EExecution of cryptbase!SystemFunction036 on multi-core VM with forced affinity: same output
EExecution of cryptbase!SystemFunction036 on multi-core VM with forced affinity: same output

To see the WANNACRY process in full, you can watch the demo. We also have the code available for review on GitHub.

Testing both techniques showed that it is possible to predict the future value of the PRNG with the minidump at our disposal. This would be immensely helpful against ransomware like WANNACRY, which uses Windows PRNG to generate unique AES keys for each encrypted file.

Incorporating this research into the Elastic Endpoint

ON Week at Elastic is a place for experimenting without constraints and often leads to great improvements for the existing Elastic solutions.

Process snapshot generation was added to Elastic Security in version 8.11. With protection enabled, should ransomware be detected, the endpoint will generate a complete memory process dump before resuming execution, likely leading to the ransomware process termination. We hope this simple addition can assist DFIR teams further by providing better insight into what the ransomware was attempting.

Recent news has shown that process memory dumps can leak a great amount of valuable private information if made available publicly. Therefore, it must be stressed that no memory dump is ever submitted to Elastic, even with the feature enabled. The dump file is generated (and compressed) by the endpoint locally, and the resulting file is stored within Elastic’s secure installation folder (by default, $ElasticInstallPath\Endpoint\cache\RansomwareDumps). This way, the dump files cannot be easily tampered with by attackers but are easily accessible to forensics and incident response teams to assist them in the recovery process.

Let’s demonstrate this feature in action on a fresh Elastic 8.11 against NOTPETYA: watch the demo

Closing remarks

This concluded our ON Week research with quite a positive outcome. Did we come up with a bulletproof solution against all ransomware? No, and such a thing likely won’t ever exist. As we’ve underlined in the introduction, ransomware exists in so many types and varieties that it probably seems impossible to have one solution for all.
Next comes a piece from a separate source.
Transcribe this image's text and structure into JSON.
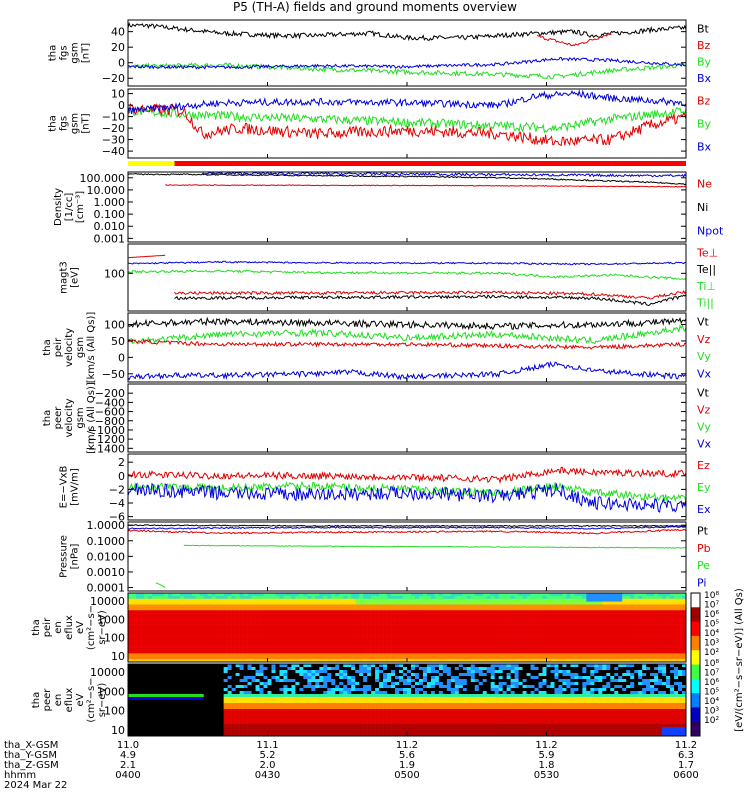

What this research found, however, was that this approach offers a great trade-off between FP risk, system requirements, and potential outcome. There is very little risk of snapshotting the process memory should it be flagged as ransomware by the canary feature. In the case of a false positive, the computer would simply end up with a dump file in a protected location (and ZIP compression would drastically reduce the footprint on disk).

While this is not the perfect ransomware solution, offering a memory dump of the ransomware can boost forensic work and potentially allow teams to recover or even predict session encryption keys. Complete memory dumps can be an amazing ally in debugging and forensics because they provide an exhaustive view of how things happen at runtime. And thanks to emulation, we can confidently retrace some of the steps that lead to a compromise and hopefully fix it.